R. 2311-9 - Le ministre de la défense ou le commandement est habilité à restreindre l’usage de moyens de communication et d’information, quels qu’ils soient, pour assurer la protection des militaires en opération, l’exécution de la mission ou la sécurité des activités militaires. / La détention et l’usage d’appareils photographiques, cinématographiques, téléphoniques, télématiques ou enregistreurs ainsi que de postes émetteurs ou récepteurs de radiodiffusion ou télévision dans les enceintes et établissements militaires ou en campagne, dans les cantonnements et véhicules, ainsi qu’à bord des bâtiments de la flotte et des aéronefs, peuvent être soumis à autorisation préalable. / La publication ou la cession de films, de photographies ou d’enregistrements pris dans les enceintes, établissements militaires, bâtiments de la flotte et aéronefs, ou à l’occasion d’opérations, de manœuvre ou de toute autre activité militaire est soumise à l’autorisation préalable du commandant de la formation administrative.
R. 2311-10 - Sous l’autorité du Premier ministre, le secrétaire général de la défense nationale est chargé d’étudier, de prescrire et de coordonner sur le plan interministériel les mesures propres à assurer la protection des secrets intéressant la défense nationale. / Le secrétaire général de la défense nationale veille à la mise en œuvre de ces mesures. Il a qualité pour la contrôler. Il a la possibilité en toutes circonstances de saisir, par l’intermédiaire des ministres intéressés, les services qui concourent à la répression des délits. / Les attributions de sécurité de défense définies ci-dessus n’affectent pas les responsabilités propres des ministres en cette matière.

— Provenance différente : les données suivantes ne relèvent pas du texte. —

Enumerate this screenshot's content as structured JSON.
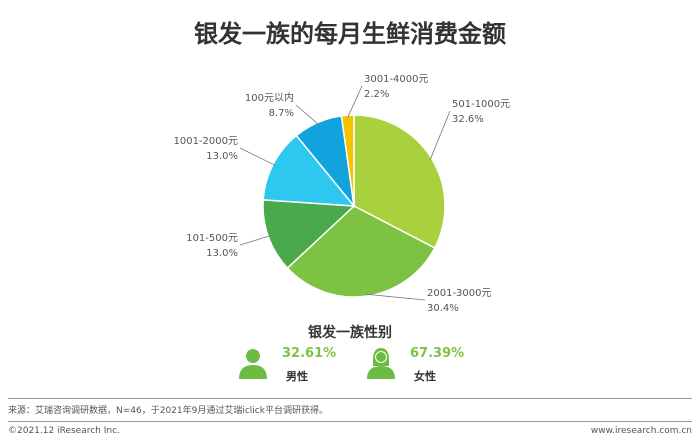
{
  "title": "银发一族的每月生鲜消费金额",
  "chart_data": {
    "type": "pie",
    "title": "银发一族的每月生鲜消费金额",
    "slices": [
      {
        "label": "501-1000元",
        "value": 32.6,
        "value_label": "32.6%",
        "color": "#a9d13d"
      },
      {
        "label": "2001-3000元",
        "value": 30.4,
        "value_label": "30.4%",
        "color": "#7dc243"
      },
      {
        "label": "101-500元",
        "value": 13.0,
        "value_label": "13.0%",
        "color": "#4aa94a"
      },
      {
        "label": "1001-2000元",
        "value": 13.0,
        "value_label": "13.0%",
        "color": "#2ec7f0"
      },
      {
        "label": "100元以内",
        "value": 8.7,
        "value_label": "8.7%",
        "color": "#12a3df"
      },
      {
        "label": "3001-4000元",
        "value": 2.2,
        "value_label": "2.2%",
        "color": "#f5c400"
      }
    ]
  },
  "gender": {
    "title": "银发一族性别",
    "male": {
      "percent": "32.61%",
      "label": "男性",
      "icon": "male-person-icon"
    },
    "female": {
      "percent": "67.39%",
      "label": "女性",
      "icon": "female-person-icon"
    }
  },
  "footer": {
    "source": "来源：艾瑞咨询调研数据，N=46，于2021年9月通过艾瑞iclick平台调研获得。",
    "copyright": "©2021.12 iResearch Inc.",
    "website": "www.iresearch.com.cn"
  },
  "colors": {
    "accent": "#7dc243",
    "icon": "#6dbb42"
  }
}
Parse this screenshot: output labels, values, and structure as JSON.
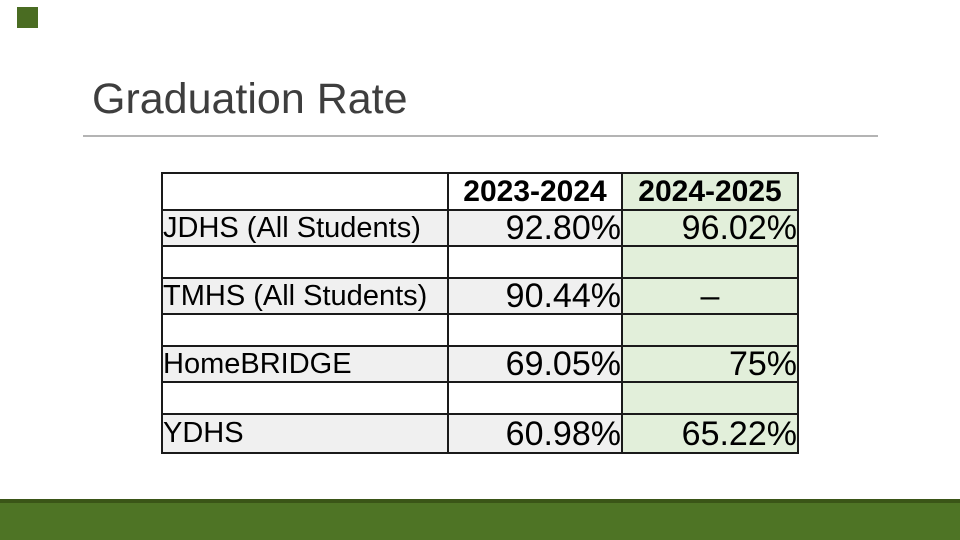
{
  "slide": {
    "title": "Graduation Rate"
  },
  "theme": {
    "accent_green": "#4e7425",
    "accent_green_dark": "#3a5517",
    "corner_accent_green": "#4a6c22",
    "cell_green": "#e2efda",
    "cell_gray": "#f0f0f0",
    "border_color": "#1a1a1a",
    "title_color": "#3e3e3e",
    "rule_color": "#b4b4b4"
  },
  "table": {
    "col_headers": [
      "2023-2024",
      "2024-2025"
    ],
    "rows": [
      {
        "label": "JDHS (All Students)",
        "y2324": "92.80%",
        "y2425": "96.02%"
      },
      {
        "label": "",
        "y2324": "",
        "y2425": ""
      },
      {
        "label": "TMHS (All Students)",
        "y2324": "90.44%",
        "y2425": "–"
      },
      {
        "label": "",
        "y2324": "",
        "y2425": ""
      },
      {
        "label": "HomeBRIDGE",
        "y2324": "69.05%",
        "y2425": "75%"
      },
      {
        "label": "",
        "y2324": "",
        "y2425": ""
      },
      {
        "label": "YDHS",
        "y2324": "60.98%",
        "y2425": "65.22%"
      }
    ]
  }
}
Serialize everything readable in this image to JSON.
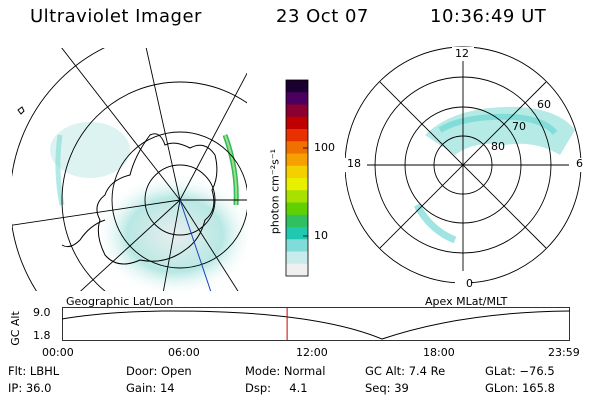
{
  "header": {
    "instrument": "Ultraviolet Imager",
    "date": "23 Oct 07",
    "time": "10:36:49 UT"
  },
  "left_map": {
    "label": "Geographic Lat/Lon"
  },
  "right_map": {
    "label": "Apex MLat/MLT",
    "mlt_labels": {
      "top": "12",
      "left": "18",
      "right": "6",
      "bottom": "0"
    },
    "lat_labels": [
      "60",
      "70",
      "80"
    ]
  },
  "colorbar": {
    "unit": "photon cm⁻²s⁻¹",
    "ticks": [
      "100",
      "10"
    ],
    "colors": [
      "#1a0030",
      "#4b0060",
      "#8a0030",
      "#c00000",
      "#e83000",
      "#f07000",
      "#f5a000",
      "#f5d000",
      "#e8f000",
      "#a8e000",
      "#60d000",
      "#30c060",
      "#20c8b0",
      "#80dcd8",
      "#c8ecec",
      "#f0f0f0"
    ]
  },
  "timeline": {
    "axis_label": "GC Alt",
    "y_ticks": [
      "9.0",
      "1.8"
    ],
    "x_ticks": [
      "00:00",
      "06:00",
      "12:00",
      "18:00",
      "23:59"
    ],
    "current_time_fraction": 0.444,
    "marker_color": "#cc0000"
  },
  "info": {
    "filter": "Flt: LBHL",
    "ip": "IP: 36.0",
    "door": "Door: Open",
    "gain": "Gain: 14",
    "mode": "Mode: Normal",
    "dsp": "Dsp:     4.1",
    "gcalt": "GC Alt: 7.4 Re",
    "seq": "Seq: 39",
    "glat": "GLat: −76.5",
    "glon": "GLon: 165.8"
  }
}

R. 2311-11 - Le secrétaire général de la défense nationale, conformément aux dispositions de l’article R. 2311-10, prescrit, coordonne et contrôle l’application des mesures propres à assurer la protection du secret dans les rapports entre la France et les Etats étrangers. / Il assure, en application des accords internationaux, la sécurité des informations classifiées confiées à la France. / Il définit les mesures propres à assurer la protection des informations nationales confiées à des Etats étrangers ou à des organisations internationales.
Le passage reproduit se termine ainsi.